DeepMind — Google’s artificial intelligence research arm — announced Tuesday it is collaborating with the U.K.’s National Health Service (NHS) to utilize machine-learning techniques for advancing research into head and neck cancer treatments. As part of the partnership — which aims to develop an algorithm that can differentiate cancerous cells from their healthy counterparts — DeepMind will analyze scans from up to 700 former patients.
“This is very exciting research which could revolutionise the way in which we plan radiotherapy treatment,” Yen-Ching Chang, a doctor at University College London Hospital (UCLH), which would provide the CT and MRI scans, said in a statement. “Developing machine learning which can automatically differentiate between cancerous and healthy tissue on radiotherapy scans will assist clinicians in planning radiotherapy treatment. This has the potential to free up clinicians to spend even more time on patient care, education and research, all of which would be to the benefit of our patients and the populations we serve.”
Currently, the process of “segmentation” — during which doctors identify and differentiate between cancerous cells that need to be bombarded with radiation, and healthy tissues — can take up to four hours.
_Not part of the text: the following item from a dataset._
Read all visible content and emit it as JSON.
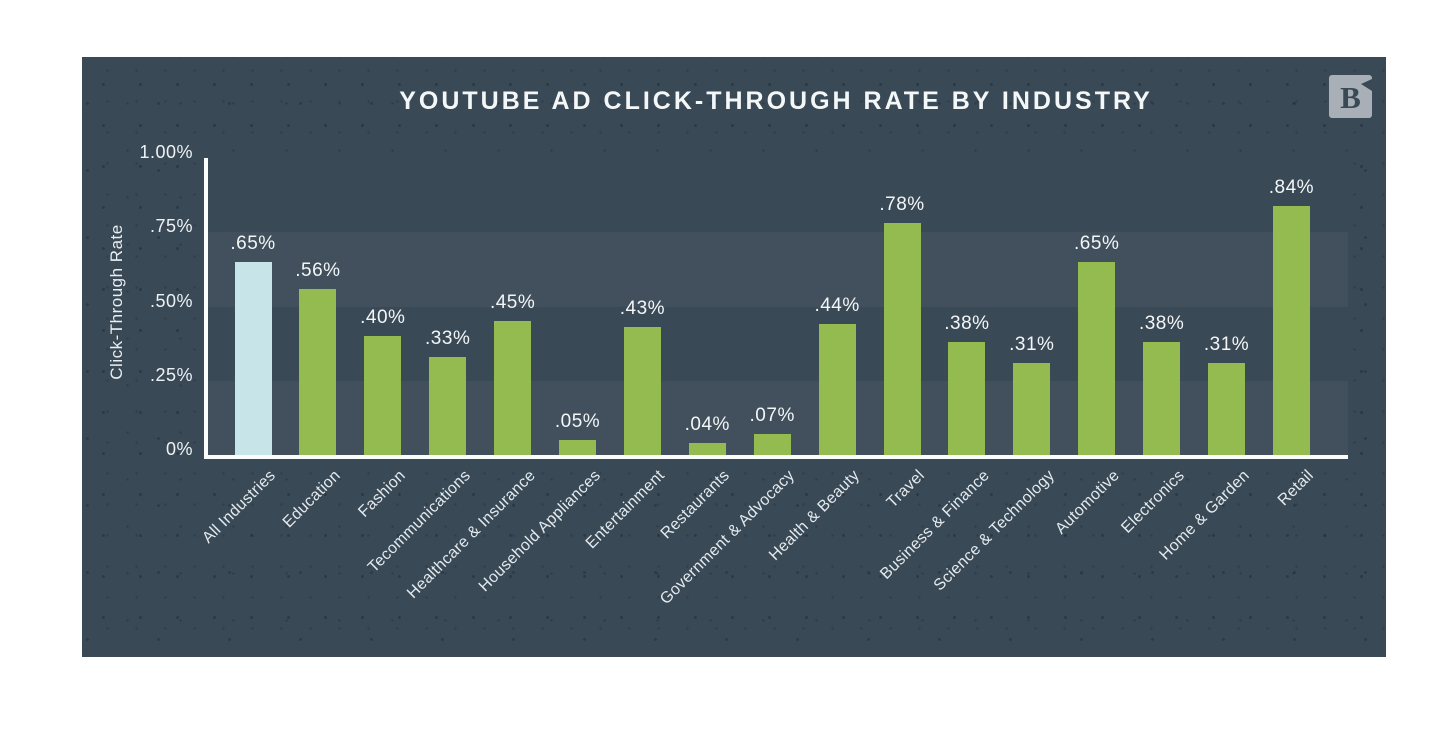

In head and neck cancer patients, this procedure is much more difficult as their tumors are often situated close to healthy structures such as the eyes and nerves.
This is where DeepMind believes its machine-learning technique can make a difference.
“Clinicians will remain responsible for deciding radiotherapy treatment plans but it is hoped that the segmentation process could be reduced from up to four hours to around an hour,” DeepMind said in a statement released Tuesday. “We hope that in time, the research could lead to two benefits in particular: Freeing up clinicians’ time to focus more on patient care, education and research, [and] developing a radiotherapy segmentation algorithm that can potentially be applied to other areas of the body.”
This is not DeepMind’s first foray into the field of medical research. Last month, the company announced it would use machine learning to analyze over a million anonymous eye scans in order to create algorithms that can spot early signs of ocular diseases.